Waltz: Das Publikum hat sich stark verjüngt. Das ist ein Bruch. Aber wir sind glücklich mit der Mischung aus alten und neuen Zuschauern. Ich denke, die Verbindung von Tanz und Schauspiel erweist sich da als sehr attraktiv für die Zukunft.

Ostermeier: Wir sind in Berlin im Augenblick das Theater mit den höchsten Einnahmen: 3, 86 Millionen Mark im Jahr 2000, bei 484 Vorstellungen. Die Platzauslastung im ersten Jahr lag bei rund 80 Prozent, das entspricht mit etwas über 100 000 Besuchern den Zahlen der alten Schaubühne. Wir haben an 24 Orten 88 Gastspiel-Vorstellungen vor 30 000 Zuschauern gespielt. Aber das darf nicht das Kriterium für die Beurteilung unserer Theaterarbeit sein.

Die Zahlen sind sehr gut. Dennoch hat Direktor Jürgen Schitthelm von der Möglichkeit der Schließung gesprochen. Wie kann das sein, Sie haben doch erst mit dem Neuaufbau begonnen?

Ostermeier: Wir haben für das Haushaltsjahr 2001 einen Antrag bei der Stiftung Deutsche Klassenlotterie gestellt, und der wurde eingeschränkt bewilligt. Der frühere Kultursenator Peter Radunski versprach uns, für die gesamte Vertragsdauer von fünf Jahren die erforderliche Erhöhung unsere Etats um die Gründung eines neuen Tanz- und Schauspielensembles zu stemmen. Der aktuelle Senator hat dies weder bestätigt noch abgelehnt. Das Problem wurde erst einmal auf das Lotto abgewälzt.

Waltz: Und Lotto hat anstelle der dringend benötigten 3,1 Millionen Mark für 2001 nur 2,4 Millionen bewilligt. Dies ist ein bedrohliches Signal.
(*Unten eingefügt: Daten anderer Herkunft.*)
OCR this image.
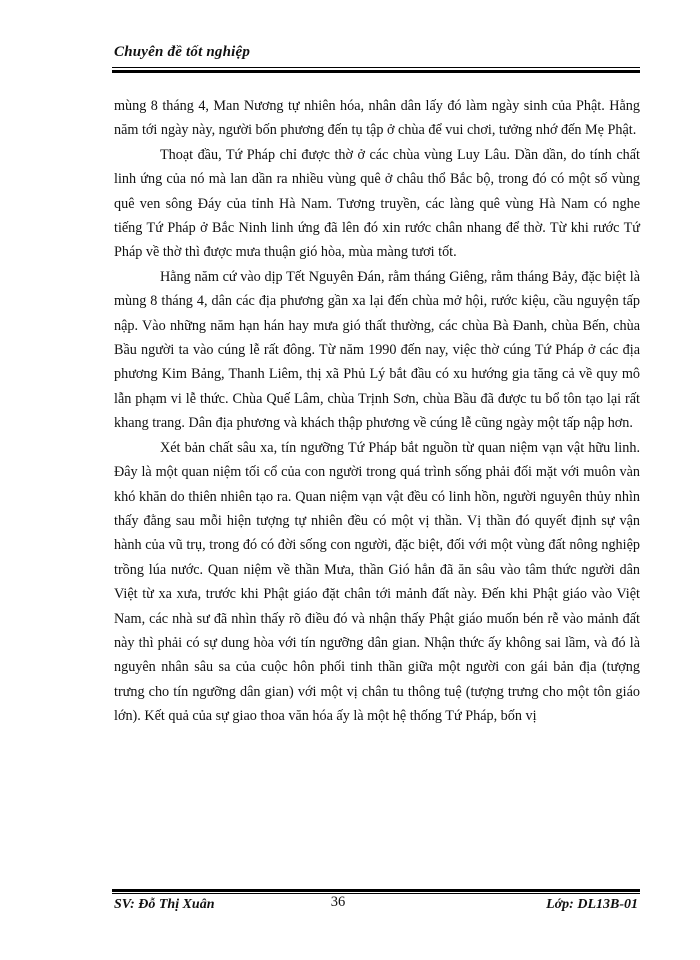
Chuyên đề tốt nghiệp

mùng 8 tháng 4, Man Nương tự nhiên hóa, nhân dân lấy đó làm ngày sinh của Phật. Hằng năm tới ngày này, người bốn phương đến tụ tập ở chùa để vui chơi, tưởng nhớ đến Mẹ Phật.

Thoạt đầu, Tứ Pháp chỉ được thờ ở các chùa vùng Luy Lâu. Dần dần, do tính chất linh ứng của nó mà lan dần ra nhiều vùng quê ở châu thổ Bắc bộ, trong đó có một số vùng quê ven sông Đáy của tỉnh Hà Nam. Tương truyền, các làng quê vùng Hà Nam có nghe tiếng Tứ Pháp ở Bắc Ninh linh ứng đã lên đó xin rước chân nhang để thờ. Từ khi rước Tứ Pháp về thờ thì được mưa thuận gió hòa, mùa màng tươi tốt.

Hằng năm cứ vào dịp Tết Nguyên Đán, rằm tháng Giêng, rằm tháng Bảy, đặc biệt là mùng 8 tháng 4, dân các địa phương gần xa lại đến chùa mở hội, rước kiệu, cầu nguyện tấp nập. Vào những năm hạn hán hay mưa gió thất thường, các chùa Bà Đanh, chùa Bến, chùa Bầu người ta vào cúng lễ rất đông. Từ năm 1990 đến nay, việc thờ cúng Tứ Pháp ở các địa phương Kim Bảng, Thanh Liêm, thị xã Phủ Lý bắt đầu có xu hướng gia tăng cả về quy mô lẫn phạm vi lễ thức. Chùa Quế Lâm, chùa Trịnh Sơn, chùa Bầu đã được tu bổ tôn tạo lại rất khang trang. Dân địa phương và khách thập phương về cúng lễ cũng ngày một tấp nập hơn.

Xét bản chất sâu xa, tín ngưỡng Tứ Pháp bắt nguồn từ quan niệm vạn vật hữu linh. Đây là một quan niệm tối cổ của con người trong quá trình sống phải đối mặt với muôn vàn khó khăn do thiên nhiên tạo ra. Quan niệm vạn vật đều có linh hồn, người nguyên thủy nhìn thấy đằng sau mỗi hiện tượng tự nhiên đều có một vị thần. Vị thần đó quyết định sự vận hành của vũ trụ, trong đó có đời sống con người, đặc biệt, đối với một vùng đất nông nghiệp trồng lúa nước. Quan niệm về thần Mưa, thần Gió hẳn đã ăn sâu vào tâm thức người dân Việt từ xa xưa, trước khi Phật giáo đặt chân tới mảnh đất này. Đến khi Phật giáo vào Việt Nam, các nhà sư đã nhìn thấy rõ điều đó và nhận thấy Phật giáo muốn bén rễ vào mảnh đất này thì phải có sự dung hòa với tín ngưỡng dân gian. Nhận thức ấy không sai lầm, và đó là nguyên nhân sâu sa của cuộc hôn phối tinh thần giữa một người con gái bản địa (tượng trưng cho tín ngưỡng dân gian) với một vị chân tu thông tuệ (tượng trưng cho một tôn giáo lớn). Kết quả của sự giao thoa văn hóa ấy là một hệ thống Tứ Pháp, bốn vị

SV: Đỗ Thị Xuân	36	Lớp: DL13B-01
Ostermeier: Es stellt unser gesamtes Projekt in Frage.

Waltz: Die Situation ist absurd. Wir haben einen Repertoirebetrieb mit großer Aufführungsdichte entwickelt. Eigentlich müsste ich das Tanzensemble dringend aufstocken. Wir arbeiten an der Belastungsgrenze.

Geht es bei den 3,1 Millionen Mark um die Finanzierung des neuen Tanzensembles?
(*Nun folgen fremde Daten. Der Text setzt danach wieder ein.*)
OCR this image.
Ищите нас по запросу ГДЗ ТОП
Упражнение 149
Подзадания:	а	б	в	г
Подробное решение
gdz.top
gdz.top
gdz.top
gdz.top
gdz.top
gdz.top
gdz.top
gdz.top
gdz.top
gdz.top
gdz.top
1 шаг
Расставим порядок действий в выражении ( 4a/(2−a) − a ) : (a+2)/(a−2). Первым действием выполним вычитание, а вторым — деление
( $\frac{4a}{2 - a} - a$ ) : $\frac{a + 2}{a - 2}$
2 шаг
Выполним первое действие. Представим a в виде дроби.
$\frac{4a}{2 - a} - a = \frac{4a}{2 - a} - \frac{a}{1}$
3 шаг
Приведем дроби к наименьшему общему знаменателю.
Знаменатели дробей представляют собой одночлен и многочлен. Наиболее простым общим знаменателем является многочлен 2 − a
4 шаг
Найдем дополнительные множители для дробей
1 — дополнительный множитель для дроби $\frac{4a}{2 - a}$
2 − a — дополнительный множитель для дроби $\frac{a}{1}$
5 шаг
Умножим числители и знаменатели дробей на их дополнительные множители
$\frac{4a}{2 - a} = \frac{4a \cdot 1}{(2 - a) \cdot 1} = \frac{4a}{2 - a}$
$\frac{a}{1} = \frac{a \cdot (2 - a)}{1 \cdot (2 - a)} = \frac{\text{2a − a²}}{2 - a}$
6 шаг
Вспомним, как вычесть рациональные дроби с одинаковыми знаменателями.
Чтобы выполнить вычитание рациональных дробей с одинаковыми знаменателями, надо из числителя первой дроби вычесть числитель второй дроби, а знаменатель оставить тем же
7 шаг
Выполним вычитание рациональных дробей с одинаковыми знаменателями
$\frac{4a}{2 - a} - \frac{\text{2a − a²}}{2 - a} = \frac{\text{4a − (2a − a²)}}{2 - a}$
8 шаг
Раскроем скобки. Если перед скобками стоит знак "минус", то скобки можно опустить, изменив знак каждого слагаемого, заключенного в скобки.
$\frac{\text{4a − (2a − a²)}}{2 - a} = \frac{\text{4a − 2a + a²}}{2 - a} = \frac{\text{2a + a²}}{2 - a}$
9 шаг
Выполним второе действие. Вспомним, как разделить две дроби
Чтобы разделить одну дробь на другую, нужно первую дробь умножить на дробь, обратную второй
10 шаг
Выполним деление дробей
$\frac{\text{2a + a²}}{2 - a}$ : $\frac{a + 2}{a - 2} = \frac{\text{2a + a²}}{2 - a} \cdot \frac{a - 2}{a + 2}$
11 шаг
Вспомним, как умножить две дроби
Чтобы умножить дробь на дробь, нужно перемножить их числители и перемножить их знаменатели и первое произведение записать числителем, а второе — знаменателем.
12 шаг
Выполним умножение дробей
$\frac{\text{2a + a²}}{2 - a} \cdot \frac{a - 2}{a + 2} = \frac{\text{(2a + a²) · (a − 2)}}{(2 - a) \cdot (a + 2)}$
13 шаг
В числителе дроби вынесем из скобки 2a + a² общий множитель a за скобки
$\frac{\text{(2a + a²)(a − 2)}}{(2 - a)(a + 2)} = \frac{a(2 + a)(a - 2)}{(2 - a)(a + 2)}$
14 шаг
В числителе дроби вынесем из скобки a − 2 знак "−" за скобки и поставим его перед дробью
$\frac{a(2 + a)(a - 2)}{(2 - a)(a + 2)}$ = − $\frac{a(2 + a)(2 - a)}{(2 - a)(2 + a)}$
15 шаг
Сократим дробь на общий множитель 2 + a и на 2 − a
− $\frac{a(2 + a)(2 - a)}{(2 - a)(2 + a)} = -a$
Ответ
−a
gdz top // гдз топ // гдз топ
Waltz: Nein. Es geht um die Schaubühne insgesamt. Tanz und Schauspiel - das ist unser Konzept. Da kann man nichts herausrechnen.

Wie soll das aufgehen? Es fehlt ja faktisch Geld. Mindestens 700 000 Mark.

Ostermeier: Mit der Zusage des Lottobeirats kam ein Brief, indem wir aufgefordert wurden, für 2002 einen Finanzplan vorzulegen, der vorsieht, dass wir von da an ohne die 2,4 Millionen Mark auskommen. Ein Unding, ein Skandal!

Wollen Sie behaupten, dass die Lottostiftung sich anmaßt, der Schaubühne vorzuschreiben, wie sie künftig ihren Etat gestaltet?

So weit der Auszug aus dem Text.